Comparison between the positions of the markers arranged on the linkage groups (LGs) of the integrated map and on the pseudo-chromosomes of C. sinensis (Chr). The LGs in this study are represented by 1a, 1b, 2, 3, 4a, 4b, 5, 6a, 6b, 7a, 7b, 8 and 9. Chr 1, Chr 2, Chr 3, Chr 4, Chr 5, Chr 6, Chr 7, Chr 8, and Chr 9 represent the chromosomes of the C. sinensis genome. The horizontal lines linking the groups and chromosomes represent the ordering and collinearity of the markers anchored on the map with the sequences of the genome

Gene content in the intervals between the detected QTLs

Overall, 19 QTL regions were analyzed for their gene content, for a total of 17 gene models. On average, one model was obtained for each detected QTL. In general, the predicted gene functions were related to different biological pathways (Table 5). Therefore, the roles of these genes in the traits found in this work need to be further functionally investigated.

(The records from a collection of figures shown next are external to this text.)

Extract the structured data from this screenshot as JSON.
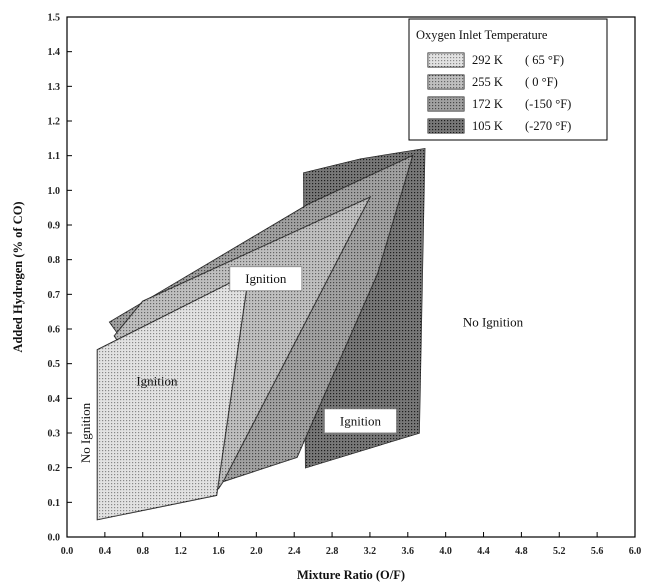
{
  "chart_data": {
    "type": "area",
    "xlabel": "Mixture Ratio (O/F)",
    "ylabel": "Added Hydrogen (% of CO)",
    "xlim": [
      0.0,
      6.0
    ],
    "ylim": [
      0.0,
      1.5
    ],
    "x_ticks": [
      "0.0",
      "0.4",
      "0.8",
      "1.2",
      "1.6",
      "2.0",
      "2.4",
      "2.8",
      "3.2",
      "3.6",
      "4.0",
      "4.4",
      "4.8",
      "5.2",
      "5.6",
      "6.0"
    ],
    "y_ticks": [
      "0.0",
      "0.1",
      "0.2",
      "0.3",
      "0.4",
      "0.5",
      "0.6",
      "0.7",
      "0.8",
      "0.9",
      "1.0",
      "1.1",
      "1.2",
      "1.3",
      "1.4",
      "1.5"
    ],
    "legend": {
      "title": "Oxygen Inlet Temperature",
      "position": "top-right"
    },
    "series": [
      {
        "name": "105 K (-270 °F)",
        "label_k": "105  K",
        "label_f": "(-270  °F)",
        "color": "#2e2e2e",
        "polygon": [
          [
            2.5,
            1.05
          ],
          [
            3.1,
            1.09
          ],
          [
            3.78,
            1.12
          ],
          [
            3.72,
            0.3
          ],
          [
            2.52,
            0.2
          ]
        ]
      },
      {
        "name": "172 K (-150 °F)",
        "label_k": "172  K",
        "label_f": "(-150  °F)",
        "color": "#6e6e6e",
        "polygon": [
          [
            0.45,
            0.62
          ],
          [
            2.55,
            0.96
          ],
          [
            3.65,
            1.1
          ],
          [
            3.28,
            0.76
          ],
          [
            2.43,
            0.23
          ],
          [
            1.65,
            0.16
          ]
        ]
      },
      {
        "name": "255 K (0 °F)",
        "label_k": "255  K",
        "label_f": "(       0  °F)",
        "color": "#9c9c9c",
        "polygon": [
          [
            0.5,
            0.58
          ],
          [
            0.8,
            0.68
          ],
          [
            3.2,
            0.98
          ],
          [
            1.65,
            0.16
          ],
          [
            1.6,
            0.14
          ]
        ]
      },
      {
        "name": "292 K (65 °F)",
        "label_k": "292  K",
        "label_f": "(    65  °F)",
        "color": "#d2d2d2",
        "polygon": [
          [
            0.32,
            0.05
          ],
          [
            1.58,
            0.12
          ],
          [
            1.92,
            0.76
          ],
          [
            0.32,
            0.54
          ]
        ]
      }
    ],
    "annotations": [
      {
        "text": "Ignition",
        "x": 2.1,
        "y": 0.745,
        "boxed": true
      },
      {
        "text": "Ignition",
        "x": 0.95,
        "y": 0.45,
        "boxed": false
      },
      {
        "text": "Ignition",
        "x": 3.1,
        "y": 0.335,
        "boxed": true
      },
      {
        "text": "No Ignition",
        "x": 4.5,
        "y": 0.62,
        "boxed": false
      },
      {
        "text": "No Ignition",
        "x": 0.2,
        "y": 0.3,
        "boxed": false,
        "rotated": true
      }
    ]
  }
}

Table 5 QTLs detected for each trait and predicted genetic models observed in the corresponding genomic intervals in the current version of the reference genome of Citrus sinensis

The co-location of QTLs has been used to suggest possible candidate genes or to validate candidate genes indirectly, mainly in forest species such as Pinus taeda [47], Pinus pinaster [48] and Picea glauca [49]. However, this approach can point to many genes of unknown function [50]. Here, we have identified sequences in QTL regions associated with the TI that show high homology with the enzyme xyloglucan endotransglycosylase/hydrolase (XTH) (Table 5). This enzyme participates in hemicellulose modification during the ripening of strawberry fruit [51]. During strawberry fruit ripening, significant modifications to the cell wall structure occur that are associated with increasing solubility of the wall components, decreasing polymer sizes and fruit firmness. Thus, these physical characteristics could somehow be related to the TI related to orange fruit ripening, affecting the TSS and juice content determined in our work, and these genes could be good candidates for functional analysis aimed at citrus breeding.

Regarding the number of seeds, one sequence was found with homology to the DNA polymerase epsilon, catalytic subunit A. The effect of DNA polymerase epsilon, catalytic subunit A, on the seed number has not yet been described, although this DNA polymerase was studied during gametophyte and seed development [52]. In Arabidopsis, the catalytic subunit of this complex is encoded by two genes, AtPOL2a and AtPOL2b, whereas the second largest regulatory subunit AtDPB2 is present as a unique copy. The gene AtDPB2 influences nuclear divisions, both in the embryo and in the endosperm, and AtPOL2 allows mitosis to proceed and may affect the cell cycle mechanisms of transcriptional regulation.

Functional analysis should be performed for all genes found in the detected QTL regions. However, not all genes found here have an apparent direct relation with the studied traits.

Conclusion

The use of DArTseq markers, as well as the mapping strategy used herein, enabled the construction of an integrated map of Murcott tangor and Pera sweet orange. The resulting map contained the exact haploid number of chromosomes of the species and exhibited high genomic coverage. The map also presented a high degree of synteny and co-linearity with the C. sinensis genome. For the studied fruit quality traits, 19 QTLs were identified, but no QTLs were identified for fruit weight or peel thickness. The co-localization of QTLs at the noted intervals suggests the existence of genomic regions that are possibly related to the analyzed characteristics. This approach has helped in identifying candidate genes responsible for quantitative traits related to citrus fruit quality.